Sunday, June 17, 2007

Mish-Mash

I apologize, but this is going to ramble. I'm just throwing thoughts up to get them out.

I finished another rough draft for a short story this weekend. This one doesn't have a plot so much as events. I'm not sure that's bad, but I've got to weave the events into a narrative structure. So, I have four of the predetermined twenty that I need. I'm really struggling to come up with the next one. I have absolutely no ideas. I'm looking at a couple of writing books I bought a few years ago. I'm going to flip through them tonight and see what comes.

Work is still hideous, but I think I have a handle on it. It has always been my practice to assume that if a situation was a mess I had a hand in creating that mess and it was my responsibility to determine what that was and fix it. That philosophy has caused me many, many difficult moments. However, with this situation I'm taking a different approach. Nothing is my fault. My only responsibility is not to do something that will aggravate the situation. It feels like I'm being judgemental, and perhaps I am, but the truth is I work with some genuinely hateful, evil people. I don't like thinking about them in those terms, but several of them are so miserable personally that they lash out, and because of my position within the company I'm an easy target.

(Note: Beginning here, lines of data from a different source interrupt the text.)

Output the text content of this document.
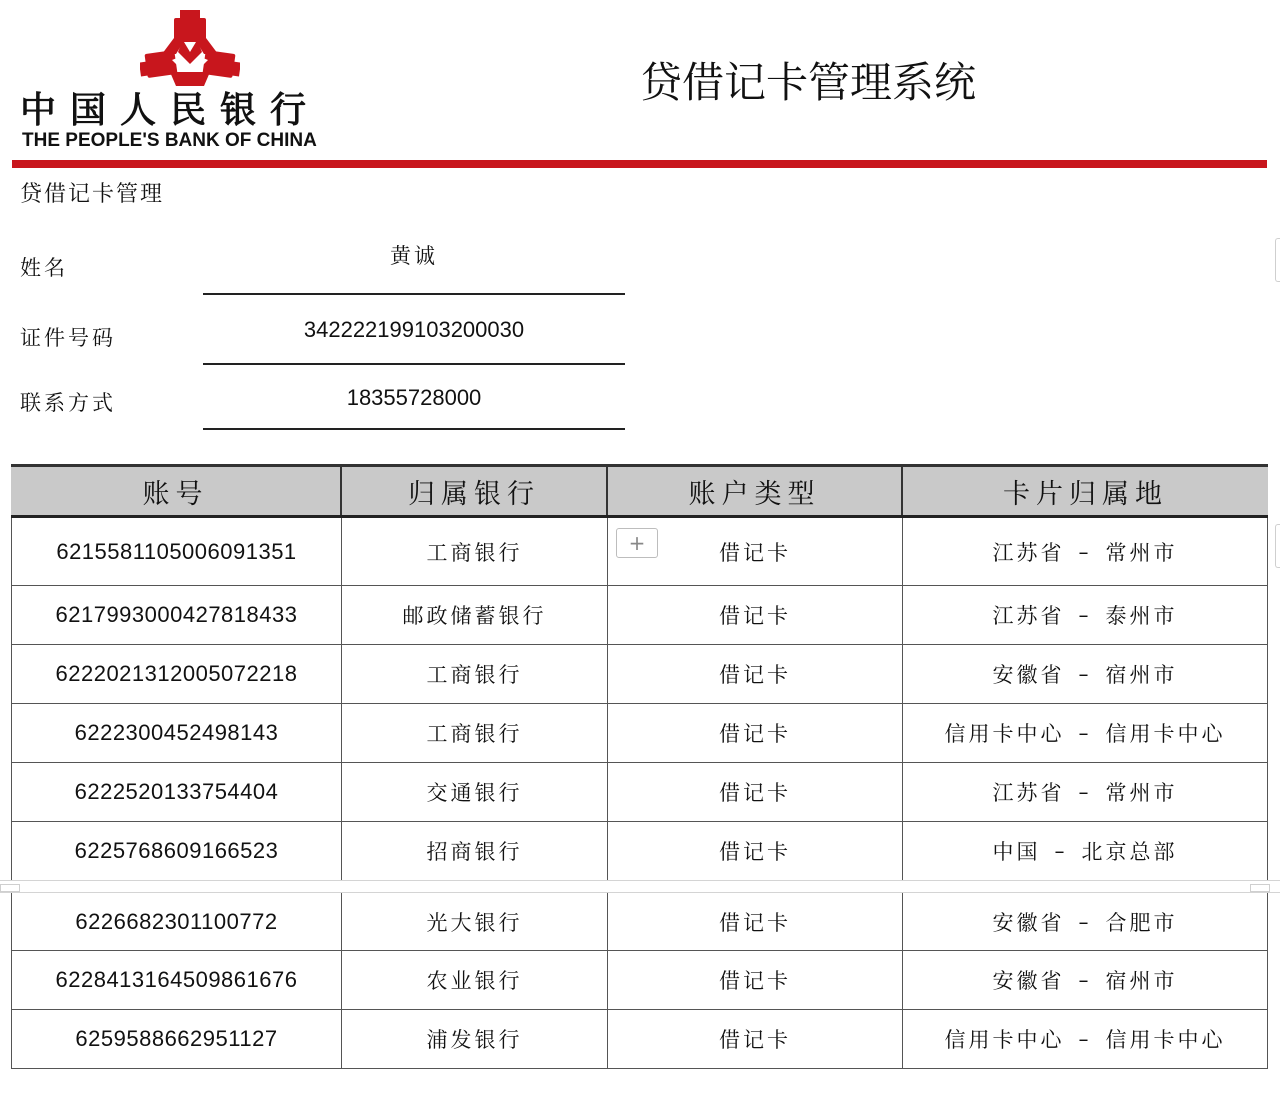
中国人民银行
THE PEOPLE'S BANK OF CHINA
贷借记卡管理系统
贷借记卡管理
姓名	黄诚
证件号码	342222199103200030
联系方式	18355728000
账号	归属银行	账户类型	卡片归属地
6215581105006091351	工商银行	借记卡	江苏省 – 常州市
6217993000427818433	邮政储蓄银行	借记卡	江苏省 – 泰州市
6222021312005072218	工商银行	借记卡	安徽省 – 宿州市
6222300452498143	工商银行	借记卡	信用卡中心 – 信用卡中心
6222520133754404	交通银行	借记卡	江苏省 – 常州市
6225768609166523	招商银行	借记卡	中国 – 北京总部
6226682301100772	光大银行	借记卡	安徽省 – 合肥市
6228413164509861676	农业银行	借记卡	安徽省 – 宿州市
6259588662951127	浦发银行	借记卡	信用卡中心 – 信用卡中心
+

The employment situation may change, though. I had an interview with another company on Friday. I have no idea if they'll hire me, but it was a very good conversation and if it comes through I'm going to take it.

The down side to a possible new job, and this one in particular, would mean that I'd have to buy a car. I've never owned one and I have some very definite feelings about them. At four dollars a gallon for gas, and the threat of planetary extinction -- not to mention the war for oil we're waging (and let us not forget the impending student loans that will need to be paid) the last thing I need is to buy a car. The car will be a major factor in my decision, scary decision.